Спустя несколько дней молодые люди дружно выгружали из вагонов свой незатейливый скарб, поеживаясь от холода и позевывая с полусна. Поезд скрылся из вида, и офицеры оказались в кромешной тьме. Лишь где-то вдали отчаянно препирались цикады, а у будки смотрителя угадывались силуэты спящих верблюдов.

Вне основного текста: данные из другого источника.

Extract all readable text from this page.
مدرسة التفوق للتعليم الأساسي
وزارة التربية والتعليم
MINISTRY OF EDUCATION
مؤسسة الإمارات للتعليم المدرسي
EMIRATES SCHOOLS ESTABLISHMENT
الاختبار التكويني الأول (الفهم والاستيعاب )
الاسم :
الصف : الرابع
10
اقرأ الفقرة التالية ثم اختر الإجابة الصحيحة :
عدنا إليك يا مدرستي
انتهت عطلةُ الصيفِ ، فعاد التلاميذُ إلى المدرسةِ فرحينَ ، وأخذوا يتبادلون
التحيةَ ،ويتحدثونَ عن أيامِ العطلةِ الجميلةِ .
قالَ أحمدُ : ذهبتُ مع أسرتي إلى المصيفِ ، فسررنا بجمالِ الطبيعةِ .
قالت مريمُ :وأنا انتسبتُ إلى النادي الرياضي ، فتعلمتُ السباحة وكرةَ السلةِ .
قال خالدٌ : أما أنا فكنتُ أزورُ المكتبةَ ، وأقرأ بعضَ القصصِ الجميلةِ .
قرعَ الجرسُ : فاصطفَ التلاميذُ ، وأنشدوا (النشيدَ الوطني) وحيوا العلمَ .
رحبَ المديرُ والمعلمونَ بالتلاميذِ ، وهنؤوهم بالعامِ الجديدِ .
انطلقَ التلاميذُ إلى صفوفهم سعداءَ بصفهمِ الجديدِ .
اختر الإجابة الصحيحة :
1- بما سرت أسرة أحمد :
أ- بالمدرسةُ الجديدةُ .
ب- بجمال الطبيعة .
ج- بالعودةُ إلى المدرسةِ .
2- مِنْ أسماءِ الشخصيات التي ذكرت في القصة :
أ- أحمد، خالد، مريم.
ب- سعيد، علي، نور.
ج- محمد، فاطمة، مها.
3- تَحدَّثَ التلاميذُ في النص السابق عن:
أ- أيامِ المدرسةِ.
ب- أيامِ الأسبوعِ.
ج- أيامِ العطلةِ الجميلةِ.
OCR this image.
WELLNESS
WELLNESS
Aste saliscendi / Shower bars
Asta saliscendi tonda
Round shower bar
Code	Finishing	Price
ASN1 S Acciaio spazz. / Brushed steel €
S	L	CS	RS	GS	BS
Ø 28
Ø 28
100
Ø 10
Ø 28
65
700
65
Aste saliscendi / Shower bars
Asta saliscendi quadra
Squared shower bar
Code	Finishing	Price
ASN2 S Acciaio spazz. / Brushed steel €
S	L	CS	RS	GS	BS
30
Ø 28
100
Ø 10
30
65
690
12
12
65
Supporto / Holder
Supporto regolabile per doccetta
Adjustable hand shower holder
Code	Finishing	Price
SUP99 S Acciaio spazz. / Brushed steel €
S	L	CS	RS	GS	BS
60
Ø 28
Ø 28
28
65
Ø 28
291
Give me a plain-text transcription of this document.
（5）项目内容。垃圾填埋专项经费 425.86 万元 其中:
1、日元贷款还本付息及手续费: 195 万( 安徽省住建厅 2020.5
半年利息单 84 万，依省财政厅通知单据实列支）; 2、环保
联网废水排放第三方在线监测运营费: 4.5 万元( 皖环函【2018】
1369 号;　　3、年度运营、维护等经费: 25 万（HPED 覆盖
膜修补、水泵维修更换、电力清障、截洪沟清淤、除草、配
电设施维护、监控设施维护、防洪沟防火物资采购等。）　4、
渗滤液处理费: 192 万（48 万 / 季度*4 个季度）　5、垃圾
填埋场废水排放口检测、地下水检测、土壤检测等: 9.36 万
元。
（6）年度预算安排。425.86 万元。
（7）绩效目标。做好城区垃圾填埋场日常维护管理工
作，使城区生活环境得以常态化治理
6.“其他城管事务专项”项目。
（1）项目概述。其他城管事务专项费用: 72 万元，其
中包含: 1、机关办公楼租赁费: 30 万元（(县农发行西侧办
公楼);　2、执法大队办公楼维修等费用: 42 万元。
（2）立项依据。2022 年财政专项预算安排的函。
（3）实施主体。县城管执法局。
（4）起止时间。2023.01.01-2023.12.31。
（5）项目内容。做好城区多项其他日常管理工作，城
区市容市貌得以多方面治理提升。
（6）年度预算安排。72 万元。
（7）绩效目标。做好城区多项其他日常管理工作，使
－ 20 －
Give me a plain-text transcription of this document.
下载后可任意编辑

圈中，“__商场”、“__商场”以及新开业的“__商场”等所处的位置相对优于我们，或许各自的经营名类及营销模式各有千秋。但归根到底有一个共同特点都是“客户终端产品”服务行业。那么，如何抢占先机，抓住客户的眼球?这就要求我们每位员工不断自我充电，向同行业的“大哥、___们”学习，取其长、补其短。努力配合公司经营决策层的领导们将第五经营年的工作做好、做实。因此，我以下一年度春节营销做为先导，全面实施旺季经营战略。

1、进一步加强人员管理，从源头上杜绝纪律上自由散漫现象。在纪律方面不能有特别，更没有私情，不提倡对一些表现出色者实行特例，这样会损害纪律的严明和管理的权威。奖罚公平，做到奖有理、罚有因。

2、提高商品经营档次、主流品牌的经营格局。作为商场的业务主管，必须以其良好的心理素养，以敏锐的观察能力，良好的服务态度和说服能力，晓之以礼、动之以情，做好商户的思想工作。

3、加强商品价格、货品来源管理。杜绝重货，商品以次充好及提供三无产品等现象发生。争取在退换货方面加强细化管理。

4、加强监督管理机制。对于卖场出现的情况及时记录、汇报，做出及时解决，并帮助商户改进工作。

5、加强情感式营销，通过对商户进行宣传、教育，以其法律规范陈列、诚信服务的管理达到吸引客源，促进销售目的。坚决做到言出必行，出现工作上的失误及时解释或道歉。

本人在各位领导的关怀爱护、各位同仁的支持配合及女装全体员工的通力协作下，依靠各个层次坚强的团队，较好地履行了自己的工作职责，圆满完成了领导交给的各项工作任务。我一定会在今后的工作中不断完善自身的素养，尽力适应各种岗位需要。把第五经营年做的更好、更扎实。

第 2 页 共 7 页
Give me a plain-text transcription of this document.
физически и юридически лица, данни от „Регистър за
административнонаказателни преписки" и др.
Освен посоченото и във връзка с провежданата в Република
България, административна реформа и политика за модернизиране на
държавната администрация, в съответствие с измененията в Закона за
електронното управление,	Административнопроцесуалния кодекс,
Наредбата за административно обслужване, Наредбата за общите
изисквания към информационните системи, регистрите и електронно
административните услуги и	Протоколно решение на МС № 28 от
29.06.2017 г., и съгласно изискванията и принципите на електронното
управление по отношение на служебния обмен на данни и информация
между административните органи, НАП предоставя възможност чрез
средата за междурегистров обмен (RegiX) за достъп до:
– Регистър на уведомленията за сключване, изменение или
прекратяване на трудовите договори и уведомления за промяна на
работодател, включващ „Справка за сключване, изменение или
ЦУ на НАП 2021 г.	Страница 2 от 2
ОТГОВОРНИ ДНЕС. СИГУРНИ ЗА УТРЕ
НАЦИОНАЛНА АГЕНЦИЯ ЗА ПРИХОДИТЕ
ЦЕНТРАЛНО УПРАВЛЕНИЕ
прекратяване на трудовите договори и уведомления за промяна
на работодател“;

Потому появление военного патруля молодежь восприняла с восторгом – мысль бесславно сгинуть в необитаемой степи тревожила всех.
– «Здравствуй, племя молодое, незнакомое»! – поприветствовал компанию начальник патруля и бодро отрапортовал. – С минуты на минуту прибудет машина и доставит вас к месту проживания.
– В гостиницу? – с надеждой поинтересовался Крылов.
– Можно и так сказать. На «Казанский вокзал», короче.
– Куда?! – опешили вмиг проснувшиеся новички.
– Кроме как на «Казанский вокзал», некуда, – заверил капитан.
– Люди, где мы? – с пафосом выкрикнул Орлов.
– «А приехал я назад, а приехал в Ленинград», – пошутил кто-то из сослуживцев.
– Ребята, не горюй, у нас свой «Казанский вокзал», – видя их замешательство, успокоил офицер. – Это ваша общага.